Update Thirty Days After Initial Intake
C.C. was having trouble with the dietary changes and wanted snacks. We introduced raw seasonal fruit as a snack two times a day at 10 a.m. and 2 p.m. just after her breathing practice. Other intervention steps continued and we added the following:
- Client to begin gentle yoga using "joints and glands” program, supporting the lymph and endocrine system, for twenty minutes in the morning every day when not attending work (especially on the weekends).
- Client to begin drinking licorice tea at 10 a.m. and 2 p.m. to support cooling and adding moisture to the body.
- Client to begin daily dry brushing and abhyanga with Sleep Easy Oil to support stimulation of circulation and nervous system.
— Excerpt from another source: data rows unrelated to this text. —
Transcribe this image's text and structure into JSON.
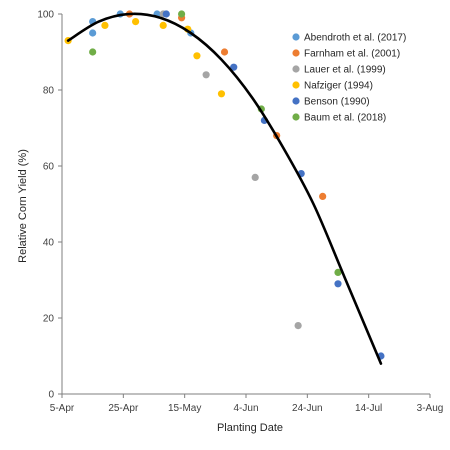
{
  "chart_data": {
    "type": "scatter",
    "title": "",
    "xlabel": "Planting Date",
    "ylabel": "Relative Corn Yield (%)",
    "x_ticks": [
      "5-Apr",
      "25-Apr",
      "15-May",
      "4-Jun",
      "24-Jun",
      "14-Jul",
      "3-Aug"
    ],
    "x_tick_dates": [
      "04-05",
      "04-25",
      "05-15",
      "06-04",
      "06-24",
      "07-14",
      "08-03"
    ],
    "xlim": [
      "04-05",
      "08-03"
    ],
    "ylim": [
      0,
      100
    ],
    "y_ticks": [
      0,
      20,
      40,
      60,
      80,
      100
    ],
    "grid": false,
    "legend_position": "top-right",
    "series": [
      {
        "name": "Abendroth et al. (2017)",
        "color": "#5B9BD5",
        "points": [
          {
            "x": "04-15",
            "y": 98
          },
          {
            "x": "04-15",
            "y": 95
          },
          {
            "x": "04-24",
            "y": 100
          },
          {
            "x": "05-06",
            "y": 100
          },
          {
            "x": "05-17",
            "y": 95
          }
        ]
      },
      {
        "name": "Farnham et al. (2001)",
        "color": "#ED7D31",
        "points": [
          {
            "x": "04-27",
            "y": 100
          },
          {
            "x": "05-14",
            "y": 99
          },
          {
            "x": "05-28",
            "y": 90
          },
          {
            "x": "06-14",
            "y": 68
          },
          {
            "x": "06-29",
            "y": 52
          }
        ]
      },
      {
        "name": "Lauer et al. (1999)",
        "color": "#A5A5A5",
        "points": [
          {
            "x": "05-08",
            "y": 100
          },
          {
            "x": "05-22",
            "y": 84
          },
          {
            "x": "06-07",
            "y": 57
          },
          {
            "x": "06-21",
            "y": 18
          }
        ]
      },
      {
        "name": "Nafziger (1994)",
        "color": "#FFC000",
        "points": [
          {
            "x": "04-07",
            "y": 93
          },
          {
            "x": "04-19",
            "y": 97
          },
          {
            "x": "04-29",
            "y": 98
          },
          {
            "x": "05-08",
            "y": 97
          },
          {
            "x": "05-16",
            "y": 96
          },
          {
            "x": "05-19",
            "y": 89
          },
          {
            "x": "05-27",
            "y": 79
          }
        ]
      },
      {
        "name": "Benson (1990)",
        "color": "#4472C4",
        "points": [
          {
            "x": "05-09",
            "y": 100
          },
          {
            "x": "05-31",
            "y": 86
          },
          {
            "x": "06-10",
            "y": 72
          },
          {
            "x": "06-22",
            "y": 58
          },
          {
            "x": "07-04",
            "y": 29
          },
          {
            "x": "07-18",
            "y": 10
          }
        ]
      },
      {
        "name": "Baum et al. (2018)",
        "color": "#70AD47",
        "points": [
          {
            "x": "04-15",
            "y": 90
          },
          {
            "x": "05-14",
            "y": 100
          },
          {
            "x": "06-09",
            "y": 75
          },
          {
            "x": "07-04",
            "y": 32
          }
        ]
      }
    ],
    "trend_line": {
      "color": "#000000",
      "points": [
        {
          "x": "04-07",
          "y": 93
        },
        {
          "x": "04-17",
          "y": 98
        },
        {
          "x": "04-27",
          "y": 100
        },
        {
          "x": "05-07",
          "y": 99
        },
        {
          "x": "05-17",
          "y": 95
        },
        {
          "x": "05-27",
          "y": 88
        },
        {
          "x": "06-06",
          "y": 78
        },
        {
          "x": "06-16",
          "y": 65
        },
        {
          "x": "06-26",
          "y": 50
        },
        {
          "x": "07-06",
          "y": 31
        },
        {
          "x": "07-18",
          "y": 8
        }
      ]
    }
  }
}
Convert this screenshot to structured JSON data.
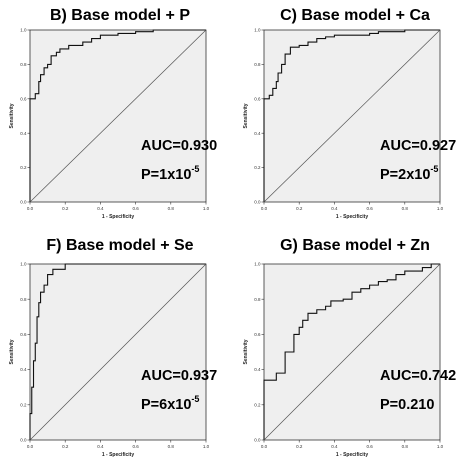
{
  "colors": {
    "plot_background": "#efefef",
    "curve": "#111111",
    "diagonal": "#555555",
    "frame": "#333333"
  },
  "chart_data": [
    {
      "type": "line",
      "title": "B) Base model + P",
      "xlabel": "1 - Specificity",
      "ylabel": "Sensitivity",
      "xlim": [
        0,
        1
      ],
      "ylim": [
        0,
        1
      ],
      "ticks": [
        "0.0",
        "0.2",
        "0.4",
        "0.6",
        "0.8",
        "1.0"
      ],
      "grid": false,
      "annotation": {
        "auc": "AUC=0.930",
        "p_base": "P=1x10",
        "p_exp": "-5"
      },
      "series": [
        {
          "kind": "roc",
          "x": [
            0,
            0,
            0.03,
            0.03,
            0.05,
            0.05,
            0.06,
            0.06,
            0.08,
            0.08,
            0.1,
            0.1,
            0.12,
            0.12,
            0.15,
            0.15,
            0.17,
            0.17,
            0.22,
            0.22,
            0.3,
            0.3,
            0.35,
            0.35,
            0.4,
            0.4,
            0.5,
            0.5,
            0.6,
            0.6,
            0.7,
            0.7,
            1
          ],
          "y": [
            0,
            0.6,
            0.6,
            0.63,
            0.63,
            0.7,
            0.7,
            0.74,
            0.74,
            0.78,
            0.78,
            0.8,
            0.8,
            0.85,
            0.85,
            0.87,
            0.87,
            0.89,
            0.89,
            0.91,
            0.91,
            0.93,
            0.93,
            0.95,
            0.95,
            0.97,
            0.97,
            0.98,
            0.98,
            0.99,
            0.99,
            1,
            1
          ]
        },
        {
          "kind": "reference",
          "x": [
            0,
            1
          ],
          "y": [
            0,
            1
          ]
        }
      ]
    },
    {
      "type": "line",
      "title": "C) Base model + Ca",
      "xlabel": "1 - Specificity",
      "ylabel": "Sensitivity",
      "xlim": [
        0,
        1
      ],
      "ylim": [
        0,
        1
      ],
      "ticks": [
        "0.0",
        "0.2",
        "0.4",
        "0.6",
        "0.8",
        "1.0"
      ],
      "grid": false,
      "annotation": {
        "auc": "AUC=0.927",
        "p_base": "P=2x10",
        "p_exp": "-5"
      },
      "series": [
        {
          "kind": "roc",
          "x": [
            0,
            0,
            0.03,
            0.03,
            0.05,
            0.05,
            0.07,
            0.07,
            0.08,
            0.08,
            0.1,
            0.1,
            0.12,
            0.12,
            0.15,
            0.15,
            0.2,
            0.2,
            0.25,
            0.25,
            0.3,
            0.3,
            0.35,
            0.35,
            0.4,
            0.4,
            0.6,
            0.6,
            0.65,
            0.65,
            0.8,
            0.8,
            1
          ],
          "y": [
            0,
            0.6,
            0.6,
            0.62,
            0.62,
            0.66,
            0.66,
            0.7,
            0.7,
            0.75,
            0.75,
            0.8,
            0.8,
            0.86,
            0.86,
            0.9,
            0.9,
            0.91,
            0.91,
            0.93,
            0.93,
            0.95,
            0.95,
            0.96,
            0.96,
            0.97,
            0.97,
            0.98,
            0.98,
            0.99,
            0.99,
            1,
            1
          ]
        },
        {
          "kind": "reference",
          "x": [
            0,
            1
          ],
          "y": [
            0,
            1
          ]
        }
      ]
    },
    {
      "type": "line",
      "title": "F) Base model + Se",
      "xlabel": "1 - Specificity",
      "ylabel": "Sensitivity",
      "xlim": [
        0,
        1
      ],
      "ylim": [
        0,
        1
      ],
      "ticks": [
        "0.0",
        "0.2",
        "0.4",
        "0.6",
        "0.8",
        "1.0"
      ],
      "grid": false,
      "annotation": {
        "auc": "AUC=0.937",
        "p_base": "P=6x10",
        "p_exp": "-5"
      },
      "series": [
        {
          "kind": "roc",
          "x": [
            0,
            0,
            0.01,
            0.01,
            0.02,
            0.02,
            0.03,
            0.03,
            0.04,
            0.04,
            0.05,
            0.05,
            0.06,
            0.06,
            0.08,
            0.08,
            0.1,
            0.1,
            0.13,
            0.13,
            0.2,
            0.2,
            1
          ],
          "y": [
            0,
            0.15,
            0.15,
            0.3,
            0.3,
            0.45,
            0.45,
            0.55,
            0.55,
            0.7,
            0.7,
            0.78,
            0.78,
            0.84,
            0.84,
            0.88,
            0.88,
            0.94,
            0.94,
            0.97,
            0.97,
            1,
            1
          ]
        },
        {
          "kind": "reference",
          "x": [
            0,
            1
          ],
          "y": [
            0,
            1
          ]
        }
      ]
    },
    {
      "type": "line",
      "title": "G) Base model + Zn",
      "xlabel": "1 - Specificity",
      "ylabel": "Sensitivity",
      "xlim": [
        0,
        1
      ],
      "ylim": [
        0,
        1
      ],
      "ticks": [
        "0.0",
        "0.2",
        "0.4",
        "0.6",
        "0.8",
        "1.0"
      ],
      "grid": false,
      "annotation": {
        "auc": "AUC=0.742",
        "p_base": "P=0.210",
        "p_exp": ""
      },
      "series": [
        {
          "kind": "roc",
          "x": [
            0,
            0,
            0.07,
            0.07,
            0.12,
            0.12,
            0.17,
            0.17,
            0.2,
            0.2,
            0.22,
            0.22,
            0.25,
            0.25,
            0.3,
            0.3,
            0.35,
            0.35,
            0.38,
            0.38,
            0.45,
            0.45,
            0.5,
            0.5,
            0.55,
            0.55,
            0.6,
            0.6,
            0.65,
            0.65,
            0.7,
            0.7,
            0.75,
            0.75,
            0.8,
            0.8,
            0.9,
            0.9,
            0.95,
            0.95,
            1
          ],
          "y": [
            0,
            0.34,
            0.34,
            0.38,
            0.38,
            0.5,
            0.5,
            0.6,
            0.6,
            0.64,
            0.64,
            0.68,
            0.68,
            0.72,
            0.72,
            0.74,
            0.74,
            0.76,
            0.76,
            0.79,
            0.79,
            0.8,
            0.8,
            0.84,
            0.84,
            0.86,
            0.86,
            0.88,
            0.88,
            0.9,
            0.9,
            0.91,
            0.91,
            0.94,
            0.94,
            0.96,
            0.96,
            0.98,
            0.98,
            1,
            1
          ]
        },
        {
          "kind": "reference",
          "x": [
            0,
            1
          ],
          "y": [
            0,
            1
          ]
        }
      ]
    }
  ]
}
This is to be done prior to bathing either in a.m. or p.m., (evenings preferred), to support calming the mind and self-loving activity to encourage self-compassion and acceptance.
C.C. checks in about once a quarter. She continues on her Western medication protocol. There is one change, as her sleep improved consistently and her prescribing doctor’s recommendation was to discontinue the sleep medication. Her pain continues, yet is less intense (moving from a 6/7 to a 3/4 on our rating scale, over time).
We worked together for over a year on establishing a healthy and nourishing diet with all six tastes along with agni support. Our goal was to bring her agni into better balance and we see improvement with regular, well-formed evacuations, less heat in her system overall, and some weight stabilization (not an intended goal of treatment, but she was thirty pounds overweight and the weight loss has been appreciated). C.C. now takes CCF tea daily for digestive support, and uses triphala powder (1000 mg daily) to support her saliva, colon, and digestion. She uses a mouth rinse of triphala in a.m. to support saliva (bodhaka kapha) and 1000 mg p.m. for support with colon and waste management. There are many more tools that C.C. uses for digestive support including a seasonal churna in her ghee in her daily diet.
The sadness and lethargy is where we have focused the bulk of our efforts. Many studies in pain management note that by easing the symptoms of sadness and lethargy, we frequently see client’s report a decrease in pain, both in intensity and frequency. We leaned into C.C.‘s connection with her spiritual upbringing. She began to have a home prayer and rosary practice in the evenings. Once this was established, we explored readings from the Psalms, Upanishads, and other spiritual traditions as sources of a morning focus. Over the course of our yearlong work, C.C. began her day with pranayama and her day ended with a pranayama practice. The depressive feelings were reported, per her psychiatrist, to have decreased as evidenced by “brighter world view, and more balance in daily energy and sleep patterns,” and by C.C., “I can think about what is happening without as much worry” and “I do not feel as alone anymore.” On a "sadness rating scale," her overall score decreased from a self-report of 7 to current level of 3/4.
Pain is real; physical, psychological, emotional, and spiritual. It depends upon how you view pain as to how you might initially engage treating the pain. This seems to be the “miracle angle” in this case. C.C. was able to change her view; from “pain as something that was happening to me” to “my pain was a wakeup call for me.” She is working with the pain and allowing herself to be supported in her daily behaviors, food, internal practices, and support services. Her story inspires me as she could have said no to the treatment recommendations and gone on her way. Instead, she said yes and started the hard work of investigating how to care for herself and look within.